On this instance, we deployed a check utility in a single-zone Crimson Hat OpenShift on IBM Cloud 4.13 cluster that makes use of VPC era 2 compute. The appliance accepts HTTP connections and returns details about the obtained requests, such because the shopper handle. The appliance is uncovered by the
default-router created by the OpenShift Ingress Operator on the
Consumer info with out utilizing PROXY protocol
By default, the PROXY protocol isn’t enabled. Let’s check accessing the appliance:
$ curl https://echo.instance.com Hostname: test-application-cd7cd98f7-9xbvm Pod Info: -no pod info available- Server values: server_version=nginx: 1.13.3 - lua: 10008 Request Info: client_address=172.24.84.165 methodology=GET actual path=/ question= request_version=1.1 request_scheme=http request_uri=http://echo.instance.com:8080/ Request Headers: settle for=*/* forwarded=for=10.240.128.45;host=echo.instance.com;proto=https host=echo.instance.com user-agent=curl/7.87.0 x-forwarded-for=10.240.128.45 x-forwarded-host=echo.instance.com x-forwarded-port=443 x-forwarded-proto=https Request Physique: -no physique in request-
As you’ll be able to see, the handle within the
10.240.128.45 doesn’t match your handle. That’s the employee node’s handle that obtained the request from the VPC load balancer. Which means we cannot get better the unique handle of the shopper:
$ kubectl get nodes NAME STATUS ROLES AGE VERSION 10.240.128.45 Prepared grasp,employee 5h33m v1.26.3+b404935 10.240.128.46 Prepared grasp,employee 5h32m v1.26.3+b404935
Enabling PROXY protocol on the default ingress controller
First, edit the Ingress Controller useful resource:
oc -n openshift-ingress-operator edit ingresscontroller/default
Within the Ingress controller useful resource, discover the
spec.endpointPublishingStrategy.loadBalancer part and outline the next
endpointPublishingStrategy: loadBalancer: providerParameters: kind: IBM ibm: protocol: PROXY scope: Exterior kind: LoadBalancerService
Then, save and apply the useful resource.

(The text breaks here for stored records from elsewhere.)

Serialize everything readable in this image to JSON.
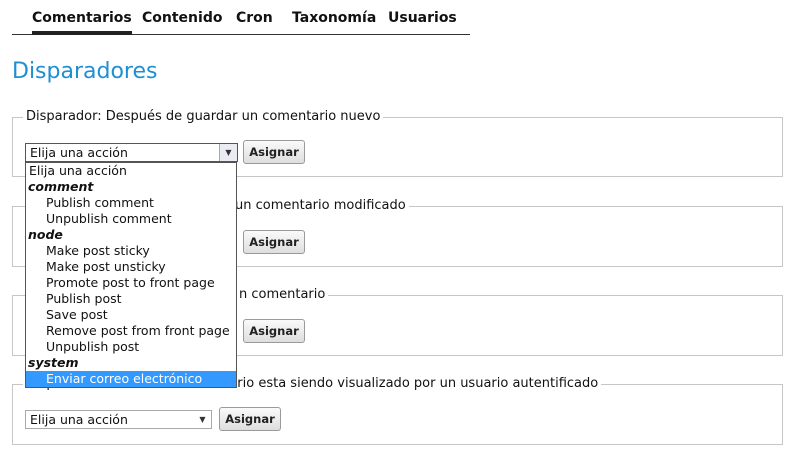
{
  "tabs": [
    {
      "label": "Comentarios",
      "active": true
    },
    {
      "label": "Contenido"
    },
    {
      "label": "Cron"
    },
    {
      "label": "Taxonomía"
    },
    {
      "label": "Usuarios"
    }
  ],
  "page_title": "Disparadores",
  "assign_label": "Asignar",
  "triggers": [
    {
      "legend": "Disparador: Después de guardar un comentario nuevo",
      "selected": "Elija una acción"
    },
    {
      "legend": "un comentario modificado"
    },
    {
      "legend": "n comentario"
    },
    {
      "legend": "Disparador: Cuando un comentario esta siendo visualizado por un usuario autentificado",
      "selected": "Elija una acción"
    }
  ],
  "dropdown": {
    "placeholder": "Elija una acción",
    "groups": [
      {
        "label": "comment",
        "options": [
          "Publish comment",
          "Unpublish comment"
        ]
      },
      {
        "label": "node",
        "options": [
          "Make post sticky",
          "Make post unsticky",
          "Promote post to front page",
          "Publish post",
          "Save post",
          "Remove post from front page",
          "Unpublish post"
        ]
      },
      {
        "label": "system",
        "options": [
          "Enviar correo electrónico"
        ]
      }
    ],
    "highlighted": "Enviar correo electrónico"
  },
  "colors": {
    "title": "#1e8fd2",
    "highlight": "#3399ff"
  }
}
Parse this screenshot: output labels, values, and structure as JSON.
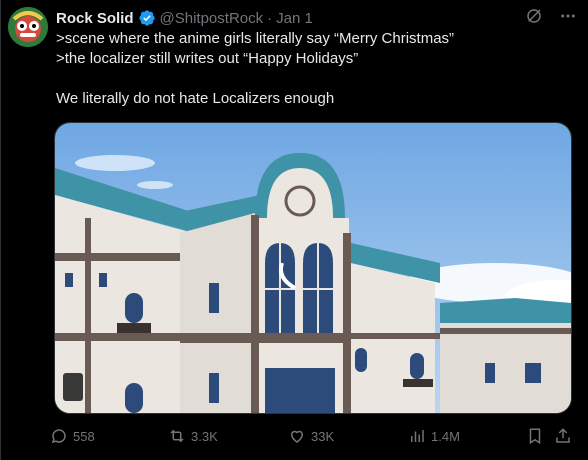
{
  "tweet": {
    "author_name": "Rock Solid",
    "handle": "@ShitpostRock",
    "separator": "·",
    "date": "Jan 1",
    "lines": [
      ">scene where the anime girls literally say “Merry Christmas”",
      ">the localizer still writes out “Happy Holidays”",
      "We literally do not hate Localizers enough"
    ]
  },
  "actions": {
    "replies": "558",
    "reposts": "3.3K",
    "likes": "33K",
    "views": "1.4M"
  },
  "colors": {
    "verified_blue": "#1d9bf0",
    "text_primary": "#e7e9ea",
    "text_secondary": "#71767b",
    "background": "#000000"
  },
  "icons": {
    "top": [
      "grok-icon",
      "more-icon"
    ],
    "actions": [
      "reply-icon",
      "repost-icon",
      "like-icon",
      "views-icon",
      "bookmark-icon",
      "share-icon"
    ]
  }
}
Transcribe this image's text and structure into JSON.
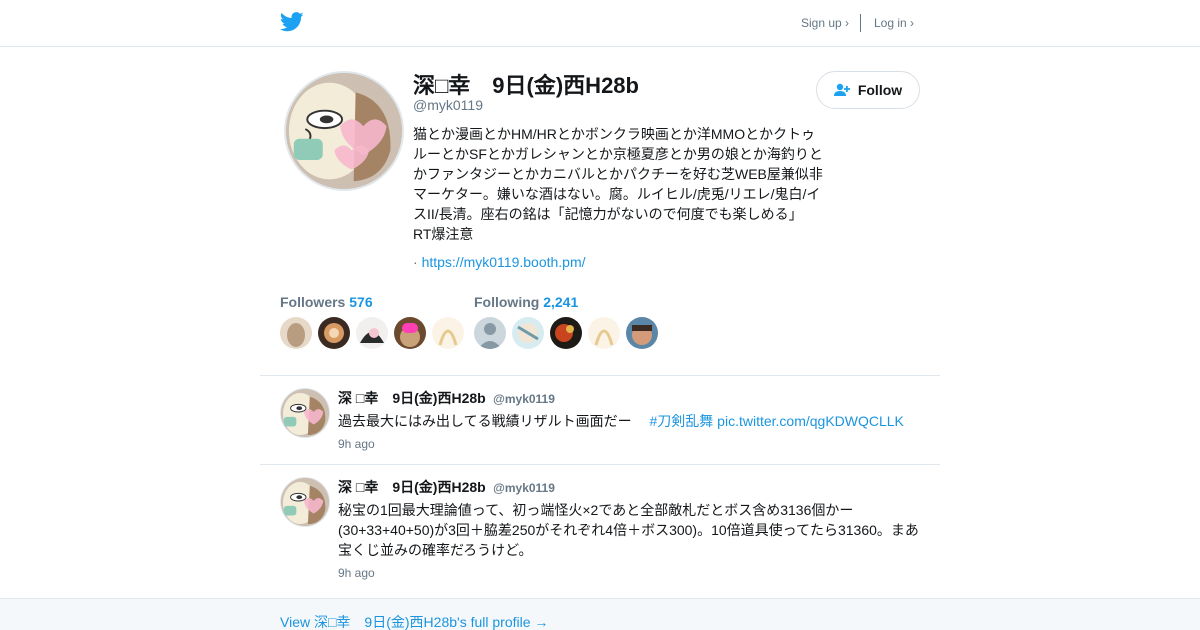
{
  "header": {
    "logo_icon": "twitter-bird-icon",
    "signup_label": "Sign up ›",
    "login_label": "Log in ›"
  },
  "profile": {
    "name": "深□幸　9日(金)西H28b",
    "handle": "@myk0119",
    "bio": "猫とか漫画とかHM/HRとかボンクラ映画とか洋MMOとかクトゥルーとかSFとかガレシャンとか京極夏彦とか男の娘とか海釣りとかファンタジーとかカニバルとかパクチーを好む芝WEB屋兼似非マーケター。嫌いな酒はない。腐。ルイヒル/虎兎/リエレ/鬼白/イスII/長清。座右の銘は「記憶力がないので何度でも楽しめる」　RT爆注意",
    "url_prefix": "·",
    "url": "https://myk0119.booth.pm/",
    "follow_label": "Follow"
  },
  "stats": {
    "followers_label": "Followers",
    "followers_count": "576",
    "following_label": "Following",
    "following_count": "2,241"
  },
  "tweets": [
    {
      "name": "深 □幸　9日(金)西H28b",
      "handle": "@myk0119",
      "text": "過去最大にはみ出してる戦績リザルト画面だー　",
      "hashtag": "#刀剣乱舞",
      "media_link": "pic.twitter.com/qgKDWQCLLK",
      "time": "9h ago"
    },
    {
      "name": "深 □幸　9日(金)西H28b",
      "handle": "@myk0119",
      "text": "秘宝の1回最大理論値って、初っ端怪火×2であと全部敵札だとボス含め3136個かー(30+33+40+50)が3回＋脇差250がそれぞれ4倍＋ボス300)。10倍道具使ってたら31360。まあ宝くじ並みの確率だろうけど。",
      "time": "9h ago"
    }
  ],
  "footer": {
    "link_label": "View 深□幸　9日(金)西H28b's full profile →"
  },
  "colors": {
    "brand": "#1da1f2",
    "link": "#1b95e0",
    "muted": "#657786",
    "border": "#e1e8ed",
    "footer_bg": "#f5f8fa"
  }
}
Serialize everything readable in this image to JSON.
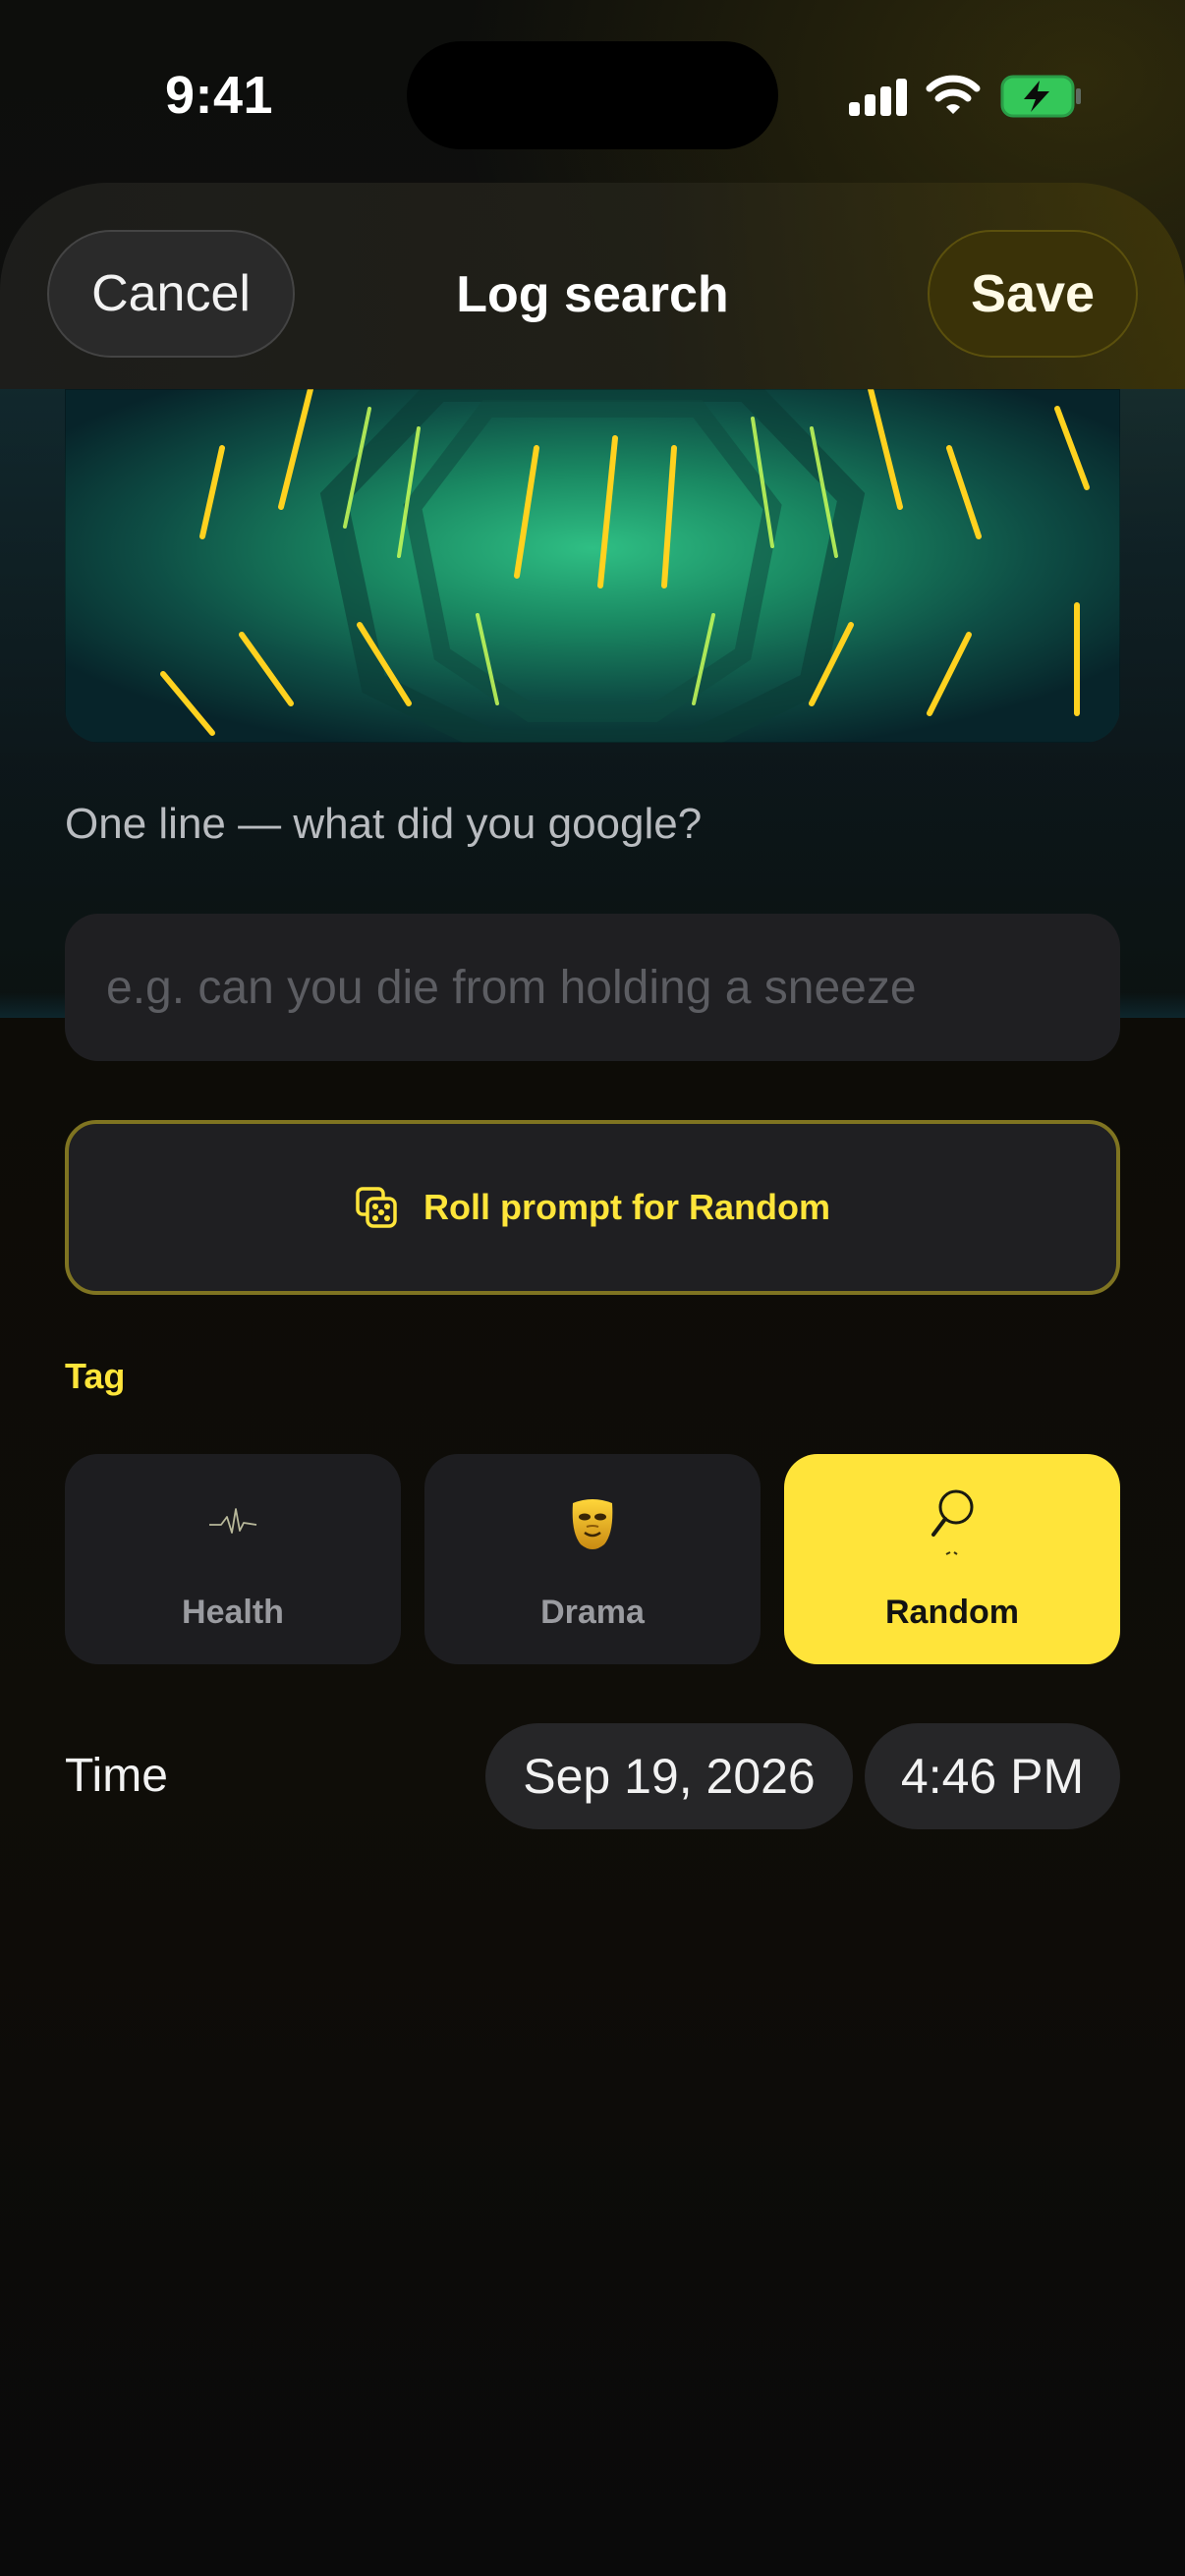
{
  "status_bar": {
    "time": "9:41",
    "icons": [
      "cellular-signal-icon",
      "wifi-icon",
      "battery-charging-icon"
    ],
    "battery_color": "#34c759"
  },
  "nav": {
    "cancel_label": "Cancel",
    "title": "Log search",
    "save_label": "Save"
  },
  "hero": {
    "image": "neon-tunnel-image"
  },
  "search": {
    "label": "One line — what did you google?",
    "placeholder": "e.g. can you die from holding a sneeze",
    "value": ""
  },
  "roll": {
    "label": "Roll prompt for Random",
    "icon": "dice-icon"
  },
  "tags": {
    "label": "Tag",
    "items": [
      {
        "label": "Health",
        "icon": "heartbeat-icon",
        "selected": false
      },
      {
        "label": "Drama",
        "icon": "theater-mask-icon",
        "selected": false
      },
      {
        "label": "Random",
        "icon": "magnifying-glass-icon",
        "selected": true
      }
    ]
  },
  "time": {
    "label": "Time",
    "date": "Sep 19, 2026",
    "clock": "4:46 PM"
  },
  "colors": {
    "accent": "#ffe43a",
    "card": "#1d1d20",
    "background": "#0b0b0a"
  }
}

Consumer info utilizing PROXY protocol
Wait till the
default-router pods are recycled and check entry to the appliance once more:
$ curl https://echo.instance.com Hostname: test-application-cd7cd98f7-9xbvm Pod Info: -no pod info available- Server values: server_version=nginx: 1.13.3 - lua: 10008 Request Info: client_address=172.24.84.184 methodology=GET actual path=/ question= request_version=1.1 request_scheme=http request_uri=http://echo.instance.com:8080/ Request Headers: settle for=*/* forwarded=for=192.0.2.42;host=echo.instance.com;proto=https host=echo.instance.com user-agent=curl/7.87.0 x-forwarded-for=192.0.2.42 x-forwarded-host=echo.instance.com x-forwarded-port=443 x-forwarded-proto=https Request Physique: -no physique in request-
This time, you could find the precise shopper handle
192.0.2.42 within the request headers, which is the precise public IP handle of the unique shopper.
The PROXY protocol function on Crimson Hat OpenShift on IBM Cloud is supported for under VPC era 2 clusters that run 4.13 OpenShift model or later.